More of them.
No. 2 came briskly forward. She was a plausible, light-haired, light-eyed and light-complexioned Englishwoman; very petite, with a high nose. She had come to the hospital with seven trunks, which ought to have been a warning to me, but she brought such strong recommendations from responsible parties that they warped my judgment. She received the last trust handed her—an open pitcher of hot punch—with averted head, nose turned aside, and held it at arm’s length with a high disdain mounted upon her high nose. Her excuse for this antipathy was that the smell of liquor was “awful,” she “could not a-bear it,” and “it turned her witals.” This was rather suspicious, but we deferred judgment.
Free and Equal American Servant Ladies.
Dinner was distributed. No. 2 appeared, composed, vigilant and attentive to her duties, carrying her delicacies of food to her wards with the assistance of the nurses.

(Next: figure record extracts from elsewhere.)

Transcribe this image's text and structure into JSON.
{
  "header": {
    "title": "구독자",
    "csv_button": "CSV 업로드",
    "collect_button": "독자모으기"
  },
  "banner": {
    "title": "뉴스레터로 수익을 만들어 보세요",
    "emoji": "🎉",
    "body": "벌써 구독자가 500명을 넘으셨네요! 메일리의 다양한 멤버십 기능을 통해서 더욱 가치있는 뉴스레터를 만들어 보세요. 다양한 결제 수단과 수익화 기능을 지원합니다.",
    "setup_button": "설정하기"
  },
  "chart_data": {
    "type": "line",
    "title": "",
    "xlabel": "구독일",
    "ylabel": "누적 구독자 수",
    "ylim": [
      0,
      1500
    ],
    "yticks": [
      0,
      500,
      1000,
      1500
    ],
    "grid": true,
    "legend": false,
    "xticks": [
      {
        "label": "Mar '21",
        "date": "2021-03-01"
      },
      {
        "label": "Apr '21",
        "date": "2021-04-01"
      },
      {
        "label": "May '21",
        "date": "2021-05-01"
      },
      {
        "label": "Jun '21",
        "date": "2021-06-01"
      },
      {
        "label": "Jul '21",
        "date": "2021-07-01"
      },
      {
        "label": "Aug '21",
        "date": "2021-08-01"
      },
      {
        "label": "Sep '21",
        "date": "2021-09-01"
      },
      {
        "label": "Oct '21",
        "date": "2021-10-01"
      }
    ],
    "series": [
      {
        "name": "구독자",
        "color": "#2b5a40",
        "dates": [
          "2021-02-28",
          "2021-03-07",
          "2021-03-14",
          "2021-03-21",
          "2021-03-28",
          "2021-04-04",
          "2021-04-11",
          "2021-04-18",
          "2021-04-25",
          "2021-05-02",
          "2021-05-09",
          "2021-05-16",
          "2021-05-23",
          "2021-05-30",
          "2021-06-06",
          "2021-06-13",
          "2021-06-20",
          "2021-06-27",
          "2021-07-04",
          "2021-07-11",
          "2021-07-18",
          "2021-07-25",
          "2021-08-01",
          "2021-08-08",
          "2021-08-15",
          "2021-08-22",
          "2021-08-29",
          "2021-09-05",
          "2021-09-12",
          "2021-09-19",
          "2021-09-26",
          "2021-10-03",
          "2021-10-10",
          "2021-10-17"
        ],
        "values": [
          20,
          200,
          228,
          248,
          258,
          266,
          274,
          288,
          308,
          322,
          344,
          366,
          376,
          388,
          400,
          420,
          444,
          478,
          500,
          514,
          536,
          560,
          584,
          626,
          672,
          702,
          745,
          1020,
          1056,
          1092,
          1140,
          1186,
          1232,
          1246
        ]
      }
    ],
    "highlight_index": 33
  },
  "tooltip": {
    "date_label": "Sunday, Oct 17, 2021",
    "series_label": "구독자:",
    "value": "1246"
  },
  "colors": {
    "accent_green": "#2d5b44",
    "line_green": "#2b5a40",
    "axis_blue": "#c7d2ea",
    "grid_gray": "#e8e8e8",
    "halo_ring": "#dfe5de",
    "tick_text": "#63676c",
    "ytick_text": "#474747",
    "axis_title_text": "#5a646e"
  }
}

No. 3, an inoffensive woman did the same, and all worked well. That afternoon, when I had retired to my little sanctum to take the one hour’s rest that I allowed myself each day undisturbed, Miss G. put her head in the door with an apprehensive look and said, “the new matrons wished to see me.” They were admitted, and my high-nosed friend, who had been elected spokeswoman it seems, said after a few preliminaries, with a toss of her head and a couple of sniffs that I “seemed to have made myself very comfortable.”
Sociable Spittoon.
This was assented to graciously. She added that other people were not, who were quite as much entitled to style. This also remained undisputed, and then she stated her real grievance, that they “were not satisfied, for I had not invited them to call upon me, or into my room,” and “they considered themselves quite as much ladies as I was.” I answered I was glad to hear it, and hoped they would always act as ladies should, and in a way suitable to the title. There was an evident desire on her part to say more, but she had not calculated upon the style of reception, and therefore was thrown out beyond her line of action, so she civilly requested me to call and inspect their quarters that they were dissatisfied with. An hour later I did so, and found them sitting around a sociable spittoon, with a friendly box of snuff—dipping! I found it impossible to persuade them that the government was alone responsible for their poor quarters, they persisted in holding me answerable.
Possession Nine and Half Points of Law.
The next day, walking through one of the wards under No. 2’s charge, I found a part of the building, of about eight to ten feet square, portioned off, a roughly improvised plank partition dividing this temporary room from the rest of the ward. Seated comfortably therein was the new matron, entrenched among her trunks. A neat table and comfortable chair, abstracted from my few kitchen appurtenances, added to her comforts. Choice pieces of crockery, remnants of more luxurious times, that had at one time adorned my shelves, were disposed tastefully around, and the drinks issued by me for the patients were conveniently placed at her elbow. She explained that she kept them there to prevent thefts. Perhaps the nausea communicated from their neighborhood had tinted the high nose higher, and there was a defiant look about her, as if she sniffed the battle afar.
It was very near though, and had to be fought, however disagreeable, so I instantly entered into explanations, short, but polite. Each patient being allowed, by law, a certain number of feet, every inch taken therefrom was so much ventilation lost, and the abstraction of as much space as she had taken for illegal purposes was a serious matter, and conflicted with the rules that governed the hospital. Besides this, no woman was allowed to stay in the wards, for obvious reasons.
No. 2, however, was a sensible person, for she did not waste her breath in talking; she merely held her position. An appeal made by me to the surgeon of the ward did not result favorably; he said I had engaged her, she belonged to my corps, and was under my supervision: so I sent for the steward.